Schirach schreibt so souverän, klar und einfach, als hätte er nie etwas
anderes gemacht und als hätte er sich immer ferngehalten vom seltsamen
Deutsch der Juristenakten.
Er macht nicht viel, knapp und konkret bleibt
er, er ist ein großartiger Erzähler, weil er sich auf die Menschen
verlässt, auf deren Schicksale. Er erzählt beispielsweise von dieser
schönen jungen Frau, die eines Tages ihrem Bruder, den sie eigentlich
sehr liebt, ein Barbiturat einflößt und ihn in der Badewanne ertränkt.
Oder von dem Arzt, einem älteren, unbescholtenen Herrn, der im Garten
arbeitet und Unkraut jätet, als sein Frau ihn ruft und mit ihm schimpft.
Er könnte es hinnehmen, wie er es immer hingenommen hat, doch diesmal
bittet er sie in den Keller, hebt eine Axt, rammt die Klinge in den
Kopf, trennt den Kopf, die Arme, die Beine vom Körper. Dann geht er zum
Telefon und wählt die Nummer der Polizei. Wie in einer Bildergeschichte
erzählt Schirach von der jungen Frau und dem alten Mann: ... [seine]
Geschichten sind geschriebenes Kino in Kurzformat.
Susanne Beyer Der
Spiegel (Der Spiegel)
Es sind wahre Geschichten über die Abgründe der menschlichen Natur, die
der Berliner Strafverteidiger und Anwalt Ferdinand von Schirach, 45, in
seinem ersten Buch erzählt. Es ist ein Erzählband mit Kurzgeschichten,
die auf Fällen basieren, die er in seiner Kanzlei erlebt hat. Neben
Eifersucht, Gier, Verzweiflung und Leidenschaft geht es natürlich auch
immer wieder um die ewige Frage nach dem Whodunit wobei die
entscheidende Rolle aber spielt, warum jemand etwas getan hat. Ein
wunderbares Debüt, fesselnd von der ersten Seite an und ohne jeden
falschen Ton.
Johanna Adorján, Frankfurter Allgemeine Sonntagszeitung
(Frankfurter Allgemeine Sonntagszeitung)
"Verbrechen" ist das gemeinste, hinterhältigste und tollste Buch, das
ich seit langem gelesen habe. Es schleicht sich an, schon der Titel
klingt so sachlich-harmlos. Genauso der Ton: Unaufgeregt, total
reduziert. Aber dann haut einen jedes einzelne Kapitel aus den Schuhen.

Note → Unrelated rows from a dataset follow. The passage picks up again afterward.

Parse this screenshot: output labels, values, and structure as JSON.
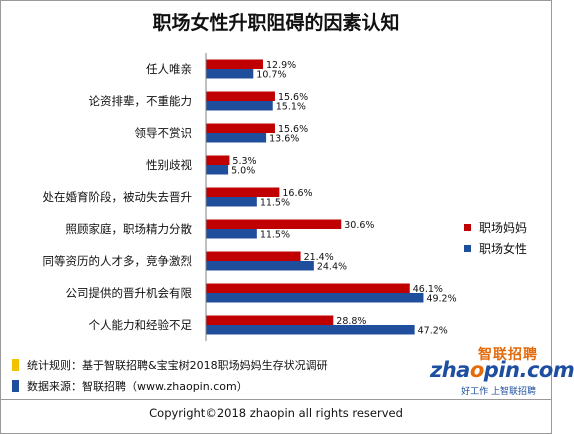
{
  "chart_data": {
    "type": "bar",
    "orientation": "horizontal",
    "title": "职场女性升职阻碍的因素认知",
    "categories": [
      "任人唯亲",
      "论资排辈，不重能力",
      "领导不赏识",
      "性别歧视",
      "处在婚育阶段，被动失去晋升",
      "照顾家庭，职场精力分散",
      "同等资历的人才多，竞争激烈",
      "公司提供的晋升机会有限",
      "个人能力和经验不足"
    ],
    "series": [
      {
        "name": "职场妈妈",
        "color": "#c00000",
        "values": [
          12.9,
          15.6,
          15.6,
          5.3,
          16.6,
          30.6,
          21.4,
          46.1,
          28.8
        ],
        "labels": [
          "12.9%",
          "15.6%",
          "15.6%",
          "5.3%",
          "16.6%",
          "30.6%",
          "21.4%",
          "46.1%",
          "28.8%"
        ]
      },
      {
        "name": "职场女性",
        "color": "#1f4e9c",
        "values": [
          10.7,
          15.1,
          13.6,
          5.0,
          11.5,
          11.5,
          24.4,
          49.2,
          47.2
        ],
        "labels": [
          "10.7%",
          "15.1%",
          "13.6%",
          "5.0%",
          "11.5%",
          "11.5%",
          "24.4%",
          "49.2%",
          "47.2%"
        ]
      }
    ],
    "xlim": [
      0,
      60
    ],
    "legend_position": "right",
    "grid": false
  },
  "notes": [
    {
      "text": "统计规则：基于智联招聘&宝宝树2018职场妈妈生存状况调研",
      "color": "#f2c200"
    },
    {
      "text": "数据来源：智联招聘（www.zhaopin.com）",
      "color": "#1f4e9c"
    }
  ],
  "logo": {
    "brand_cn": "智联招聘",
    "brand_en_prefix": "zha",
    "brand_en_o": "o",
    "brand_en_suffix": "pin.com",
    "slogan": "好工作 上智联招聘"
  },
  "copyright": "Copyright©2018 zhaopin all rights reserved"
}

Weil es kühl geschrieben klingt, in Wahrheit aber voller Mitgefühl
steckt. Von Schirach blickt in Randgebiete der Gesellschaft, die die
meisten von uns niemals sehen (und auch nicht sehen möchten). Was er
beschreibt, ist oft brutal, manchmal irre komisch, aber eigentlich immer
schrecklich traurig. Selbst, wenn es gut ausgeht. Schicksale, aus denen
Hollywood monumentale Kitsch- und Actionfilme in Überlänge machen
würde. Von Schirachs Berichterstattung dagegen dauert immer bloß ein
paar Seiten lang, schnell gelesen. Nur, dass man nach jeder einzelnen
Geschichte das Buch sinken lassen und abwarten muss, bis sich die
millimeterdicke Gänsehaut auf Rücken und der Hinterseite von Armen und
Beinen wieder legt.
Das zusammenfassende Urteil der Literaturkritikerin
lautet diesmal: Boah Antje Deistler, WDR 2 (wdr 2)
Kurzbeschreibung
Ferdinand von Schirach hat es in seinem Beruf alltäglich mit Menschen zu
tun, die Extremes getan oder erlebt haben. Das Ungeheuerliche ist bei
ihm der Normalfall. Er vertritt Unschuldige, die mit dem Gesetz in
Konflikt geraten, ebenso wie Schwerstkriminelle. Deren Geschichten
erzählt er ...Ein angesehener, freundlicher Herr, Doktor der Medizin,
erschlägt nach vierzig Ehejahren seine Frau mit einer Axt. Er zerlegt
sie förmlich, bevor er schließlich die Polizei informiert. Sein
Geständnis ist ebenso außergewöhnlich wie seine Strafe. Ein Mann raubt
eine Bank aus, und so unglaublich das klingt: er hat seine Gründe. Gegen
jede Wahrscheinlichkeit wird er von der deutschen Justiz an Leib und
Seele gerettet. Eine junge Frau tötet ihren Bruder. Aus Liebe. Lauter
unglaubliche Geschichten, doch sie sind wahr.